Les jeunes sont plus lucides sur leur carrière. Sont-ils pour autant mieux armés pour s’engager ?
Fait principal
La génération Z, en entrant sur le marché du travail, affiche une lucidité accrue concernant ses attentes professionnelles et son engagement. Cependant, cette prise de conscience soulève des questions sur leur capacité réelle à s’engager dans des secteurs exigeants, tels que l’humanitaire.
Contexte factuel
Il y a trois décennies, les jeunes qui s’engageaient dans des missions humanitaires le faisaient souvent sans véritable plan de carrière.
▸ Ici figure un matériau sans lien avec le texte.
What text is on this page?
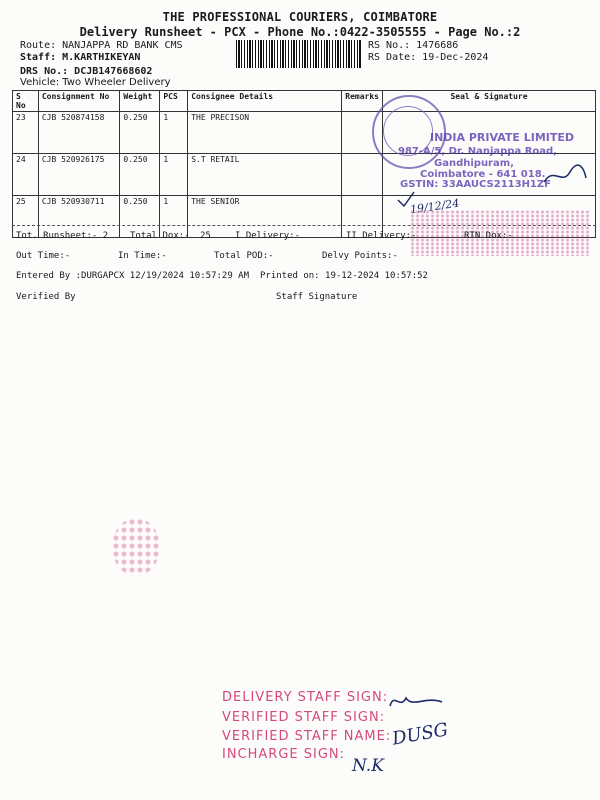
THE PROFESSIONAL COURIERS, COIMBATORE
Delivery Runsheet - PCX - Phone No.:0422-3505555 - Page No.:2
Route: NANJAPPA RD BANK CMS
Staff: M.KARTHIKEYAN
DRS No.: DCJB147668602
Vehicle: Two Wheeler Delivery
RS No.: 1476686
RS Date: 19-Dec-2024
S No	Consignment No	Weight	PCS	Consignee Details	Remarks	Seal & Signature
23	CJB 520874158	0.250	1	THE PRECISON		
24	CJB 520926175	0.250	1	S.T RETAIL		
25	CJB 520930711	0.250	1	THE SENIOR		
INDIA PRIVATE LIMITED
987-A/5, Dr. Nanjappa Road,
Gandhipuram,
Coimbatore - 641 018.
GSTIN: 33AAUCS2113H1ZF
19/12/24
Tot. Runsheet:- 2 Total Dox:- 25	I Delivery:-	II Delivery:-	RTN Dox:-
Out Time:-	In Time:-	Total POD:-	Delvy Points:-
Entered By :DURGAPCX 12/19/2024 10:57:29 AM Printed on: 19-12-2024 10:57:52
Verified By	Staff Signature
DELIVERY STAFF SIGN:
VERIFIED STAFF SIGN:
VERIFIED STAFF NAME:
INCHARGE SIGN:
DUSG
N.K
L’engagement était motivé par un élan personnel, sans considérations sur la durée ou les conditions de travail. Aujourd’hui, les nouveaux entrants dans ce secteur présentent des attentes précises et réfléchies, marquées par une anxiété accrue face aux défis mondiaux.
Données ou statistiques
Une étude de l’Observatoire Ipsos de juin 2024 révèle que 72 % des 18-28 ans estiment que l’autonomie est un critère essentiel dans leur rapport au travail. De plus, 80 % d’entre eux privilégient l’équilibre entre vie privée et professionnelle lors du choix d’un employeur. Par ailleurs, une recherche de Cornerstone indique que 77 % de ces jeunes considèrent le travail en équipe comme important, tandis que 68 % souhaitent évoluer dans une ambiance de travail favorable à leur épanouissement.
Conséquence directe
Cette lucidité, bien qu’elle soit une force, peut également engendrer une fragilité. Les jeunes qui ont soigneusement calculé leur engagement peuvent être plus sensibles aux imprévus inhérents au secteur humanitaire, ce qui soulève des défis pour les organisations qui les accueillent.